На этот раз я почувствовал волнение. Уже тогда я мечтал учиться на летчика. В денежном отношении это было совершенно недоступно: требовалось по меньшей мере пять тысяч франков. Быть может, следует попросить у него задаток — в знак серьезности его намерений. Я также мысленно представил себя за рулем небольшого автомобиля, мчащегося со скоростью сто километров в час. К тому же я вспомнил, что у художника был великолепный дамасский халат, шитый золотом.
Я мысленно хохотал. Юмор уже стал для меня тем, чем должен был оставаться всю мою жизнь: необходимой и самой надежной поддержкой. Позже, значительно позже наедине со мной и в компании, на телевидении и в «светском обществе» абсолютно серьезные люди неустанно спрашивали меня: «Почему все ваши истории оборачиваются против вас, господин Гари?»
Но дело не только во мне. Речь идет о нашем всеобщем «я». О жалком, комическом королевстве нашего «я» с тронным залом, обнесенным крепостной стеной. Возможно, когда-нибудь я поговорю об этом подробнее.[15]
Мысль, что господин Заремба станет моим отчимом, вызывала во мне всяческие волнения. Бывали минуты, когда безграничную любовь, предметом которой я являлся, уже невозможно было выносить. Постоянно видеть себя в страстном и самозабвенном взгляде единственным, несравненным, наделенным всяческими достоинствами, с триумфальным будущим впереди было выше моих сил, ибо сам я давно уже довольно ясно и болезненно сознавал, что между этим величественным образом и действительностью была пропасть. Я не то чтобы хотел бежать от ответственности, которую возлагали на меня в «будущем» окружавшие меня преданность и самопожертвование. Я решил осуществить все то, чего мать ждала от меня; я слишком любил ее, чтобы замечать всю наивность и несоразмерность ее идей. Мне тем более трудно было видеть их призрачность, что, убаюканный с детства обещаниями и рассказами о своем будущем, я часто путался и уже точно не знал, где мамина мечта, а где действительность. Главное, я уже не мог переносить подобной опеки. Если бы господину Зарембе удалось взять на себя часть бремени этой любви, то я бы вздохнул свободнее.
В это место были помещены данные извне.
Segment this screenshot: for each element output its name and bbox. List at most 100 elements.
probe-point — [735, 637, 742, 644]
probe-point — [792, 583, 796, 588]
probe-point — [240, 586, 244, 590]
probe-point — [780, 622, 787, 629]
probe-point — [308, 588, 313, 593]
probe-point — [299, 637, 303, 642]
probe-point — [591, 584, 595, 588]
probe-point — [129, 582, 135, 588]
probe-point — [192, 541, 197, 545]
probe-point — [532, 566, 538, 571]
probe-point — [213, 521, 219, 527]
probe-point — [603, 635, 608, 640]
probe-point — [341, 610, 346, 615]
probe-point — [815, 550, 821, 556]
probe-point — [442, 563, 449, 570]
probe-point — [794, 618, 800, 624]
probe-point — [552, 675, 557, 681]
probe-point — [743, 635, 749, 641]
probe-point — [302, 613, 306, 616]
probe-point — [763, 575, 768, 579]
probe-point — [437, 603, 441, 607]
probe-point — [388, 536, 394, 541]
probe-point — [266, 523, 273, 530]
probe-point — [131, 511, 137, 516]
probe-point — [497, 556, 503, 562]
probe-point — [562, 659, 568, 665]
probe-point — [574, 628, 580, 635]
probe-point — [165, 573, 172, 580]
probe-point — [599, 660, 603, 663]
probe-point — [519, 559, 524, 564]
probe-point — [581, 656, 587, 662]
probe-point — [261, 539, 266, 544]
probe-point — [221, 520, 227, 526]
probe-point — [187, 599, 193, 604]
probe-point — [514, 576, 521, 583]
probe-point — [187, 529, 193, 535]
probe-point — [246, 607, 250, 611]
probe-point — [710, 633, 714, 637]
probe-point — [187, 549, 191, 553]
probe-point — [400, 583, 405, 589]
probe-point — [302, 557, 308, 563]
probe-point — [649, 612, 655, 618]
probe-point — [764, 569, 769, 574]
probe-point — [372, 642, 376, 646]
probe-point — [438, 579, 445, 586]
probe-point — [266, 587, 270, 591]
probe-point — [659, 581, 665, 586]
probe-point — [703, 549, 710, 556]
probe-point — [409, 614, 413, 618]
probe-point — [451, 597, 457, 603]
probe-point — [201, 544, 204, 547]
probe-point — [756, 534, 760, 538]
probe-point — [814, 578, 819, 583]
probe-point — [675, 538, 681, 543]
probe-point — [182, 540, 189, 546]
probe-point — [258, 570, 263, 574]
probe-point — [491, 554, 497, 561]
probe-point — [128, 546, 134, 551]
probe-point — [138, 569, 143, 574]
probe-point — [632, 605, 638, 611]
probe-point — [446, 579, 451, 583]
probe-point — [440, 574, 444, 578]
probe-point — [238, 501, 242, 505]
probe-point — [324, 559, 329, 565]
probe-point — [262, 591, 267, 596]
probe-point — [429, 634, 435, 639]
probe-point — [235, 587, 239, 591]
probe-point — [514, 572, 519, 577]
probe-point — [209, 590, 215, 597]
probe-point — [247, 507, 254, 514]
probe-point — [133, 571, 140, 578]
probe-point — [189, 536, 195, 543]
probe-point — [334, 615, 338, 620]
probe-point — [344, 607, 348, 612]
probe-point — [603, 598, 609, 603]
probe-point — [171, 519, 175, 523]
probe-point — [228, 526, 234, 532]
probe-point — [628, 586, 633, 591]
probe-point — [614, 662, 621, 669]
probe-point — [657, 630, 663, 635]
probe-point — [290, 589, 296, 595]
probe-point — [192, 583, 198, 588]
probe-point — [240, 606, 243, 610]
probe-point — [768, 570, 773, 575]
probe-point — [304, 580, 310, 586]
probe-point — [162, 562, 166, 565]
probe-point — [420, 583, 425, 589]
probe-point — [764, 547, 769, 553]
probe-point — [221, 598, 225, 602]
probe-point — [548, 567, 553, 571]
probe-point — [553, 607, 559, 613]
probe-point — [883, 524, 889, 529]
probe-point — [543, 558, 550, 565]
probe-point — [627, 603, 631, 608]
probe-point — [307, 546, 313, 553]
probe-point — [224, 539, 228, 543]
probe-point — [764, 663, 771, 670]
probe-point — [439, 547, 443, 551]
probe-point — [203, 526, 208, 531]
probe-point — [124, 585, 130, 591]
Скоро я заметил, что мама почувствовала что-то неладное. Она стала держаться с поляком холодно, почти враждебно. Ей шел уже пятьдесят третий год, и тем не менее (несмотря на ее совершенно седые волосы и усталость от тяжелой борьбы за жизнь, которую она вела в одиночку в трех странах и которая сильнее, чем возраст, тронула ее черты) от нее так и веяло веселостью и теплотой, которые могли еще вскружить голову мужчине. Однако скоро я понял, что мой изысканный и благовоспитанный друг не был влюблен в нее как в женщину. Под видом зрелого мужчины в расцвете сил в господине Зарембе скрывался сирота, так никогда и не получивший своей доли нежности и любви, которые таким огнем сияли перед его глазами. Очевидно, он решил, что места хватит обоим.
Часто, когда мать, как я выражался, в порывах «экспрессионизма» сжимала меня в объятиях или в полдник приносила мне в гостиничный садик чай, пирожные и фрукты, я замечал на вытянутом, костлявом лице господина Зарембы тень неудовольствия, даже отчаяния. Ему тоже хотелось участвовать. Он сидел в ивовом кресле в элегантной позе, положив ногу на ногу и пристроив на коленях трость с костяным набалдашником, поправлял усы и мрачно наблюдал за нами, как изгнанник, созерцающий вход в запретное королевство. Признаться, я был еще мальчишкой и, не подозревая о том, что ждало меня в конце жизни, находил некоторое удовольствие в его раздражении. Однако, не без сомнений со своей стороны, господин Заремба нашел во мне не врага, а надежного союзника. И если я собирался в дальнейшем преуспеть в дипломатии, то это был самый подходящий момент. Я не стал ободрять его.